Nelle nostre relazioni, generalmente, non diamo mai abbastanza importanza alla ‘sensibilità’. Per lo più la associamo a qualcosa di negativo: ‘troppo sensibile’ si riferisce a una persona fragile, senza nessuna virtù e con lo stigma del perdente, mentre il vincente è chi si dota di corazza o, per rimanere nei modi di dire, chi ha ‘pelo sullo stomaco’. La sensibilità andrebbe invece intesa come un potente strumento di ascolto e un vero motore di cambiamento. Solo chi è sensibile riesce a immedesimarsi e a elaborare un senso-altro di fronte a una realtà sempre più appiattita nella prepotenza, nella sopraffazione, nell’abuso, nella violenza. Che ruolo ha la sensibilità nelle nostre vite?

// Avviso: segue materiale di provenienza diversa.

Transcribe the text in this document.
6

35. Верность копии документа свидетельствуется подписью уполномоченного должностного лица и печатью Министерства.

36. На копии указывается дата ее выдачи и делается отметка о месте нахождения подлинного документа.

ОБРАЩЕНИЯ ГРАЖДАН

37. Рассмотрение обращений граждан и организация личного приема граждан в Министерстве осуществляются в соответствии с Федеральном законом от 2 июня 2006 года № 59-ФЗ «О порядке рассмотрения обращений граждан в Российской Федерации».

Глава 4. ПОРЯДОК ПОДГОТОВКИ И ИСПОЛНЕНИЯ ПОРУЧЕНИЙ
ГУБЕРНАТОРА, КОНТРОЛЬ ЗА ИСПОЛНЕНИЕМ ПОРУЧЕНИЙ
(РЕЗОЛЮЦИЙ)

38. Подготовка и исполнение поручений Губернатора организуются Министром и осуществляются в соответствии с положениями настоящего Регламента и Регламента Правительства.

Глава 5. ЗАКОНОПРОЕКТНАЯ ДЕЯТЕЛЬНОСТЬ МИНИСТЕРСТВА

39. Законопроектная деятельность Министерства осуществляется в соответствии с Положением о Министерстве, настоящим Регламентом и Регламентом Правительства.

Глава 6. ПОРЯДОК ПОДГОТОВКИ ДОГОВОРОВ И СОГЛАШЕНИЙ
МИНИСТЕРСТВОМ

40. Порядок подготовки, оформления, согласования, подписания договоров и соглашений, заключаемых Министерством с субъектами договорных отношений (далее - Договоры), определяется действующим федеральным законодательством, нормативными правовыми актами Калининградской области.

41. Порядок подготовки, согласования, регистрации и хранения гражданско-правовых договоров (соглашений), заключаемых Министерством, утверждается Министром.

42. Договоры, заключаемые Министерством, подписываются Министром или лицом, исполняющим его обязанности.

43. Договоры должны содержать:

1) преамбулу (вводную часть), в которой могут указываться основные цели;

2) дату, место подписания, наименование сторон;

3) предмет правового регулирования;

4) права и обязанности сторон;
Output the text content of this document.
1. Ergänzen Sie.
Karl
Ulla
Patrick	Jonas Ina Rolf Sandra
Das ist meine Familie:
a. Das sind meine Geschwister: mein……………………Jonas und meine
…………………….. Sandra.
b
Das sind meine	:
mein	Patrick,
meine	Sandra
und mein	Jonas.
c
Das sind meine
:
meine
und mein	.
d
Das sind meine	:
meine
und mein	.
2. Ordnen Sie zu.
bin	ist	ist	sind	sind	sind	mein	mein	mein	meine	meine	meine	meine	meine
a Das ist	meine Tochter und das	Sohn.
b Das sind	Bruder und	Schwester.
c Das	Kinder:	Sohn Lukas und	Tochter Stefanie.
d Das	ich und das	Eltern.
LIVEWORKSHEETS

Un ruolo enorme! Noi siamo abituati a pensare la sensibilità come una dote dell’anima, e per giunta oggi a disprezzarla a vantaggio della durezza e del cinismo (vedi la popolarità dell’attuale presidente del Consiglio italiano). Ma la sensibilità è in primo luogo l’insieme estremamente corporeo dei nostri sensi: e noi viviamo attraverso i nostri sensi. Il biopotere contemporaneo lo sa benissimo, infatti fa presa precisamente su di essi, ci seduce e ci conquista attraverso di essi: il mercato non fa che sollecitarli e politica e massmedia non fanno che titillarli. L’Italia si conferma, da questo punto di vista, un grande e avanzatissimo laboratorio politico: oggi nel male, come lo fu nel bene alcuni decenni fa. Il berlusconismo, l’ho già accennato, può essere interpretato come un dispositivo sensoriale, un dispositivo di costruzione del consenso attraverso i sensi: per questo il discorso sulla sessualità ha avuto un ruolo così importante nell’edificazione del regime di Berlusconi e per questo lo smascheramento e la contestazione femminile di quel discorso hanno avuto un ruolo così decisivo nella sua fine. Ma non si tratta solo di Berlusconi. Pensiamo a come oggi, in tutta Europa, partiti e movimenti di destra si rapportano all’immigrazione: è una continua sollecitazione dei sensi a fini immunitari, non toccateli perché sono pericolosi, non guardateli perché sono brutti, tappatevi il naso perché puzzano. Perciò dicevo che anche la contestazione, la ribellione, il rifiuto di tutto questo devono trovare una loro ‘via sensoriale’: bisogna che si affermi una sensibilità diversa, ma a partire dai corpi, non o non solo da esortazioni morali, che infiammano gli animi per lo spazio di un mattino.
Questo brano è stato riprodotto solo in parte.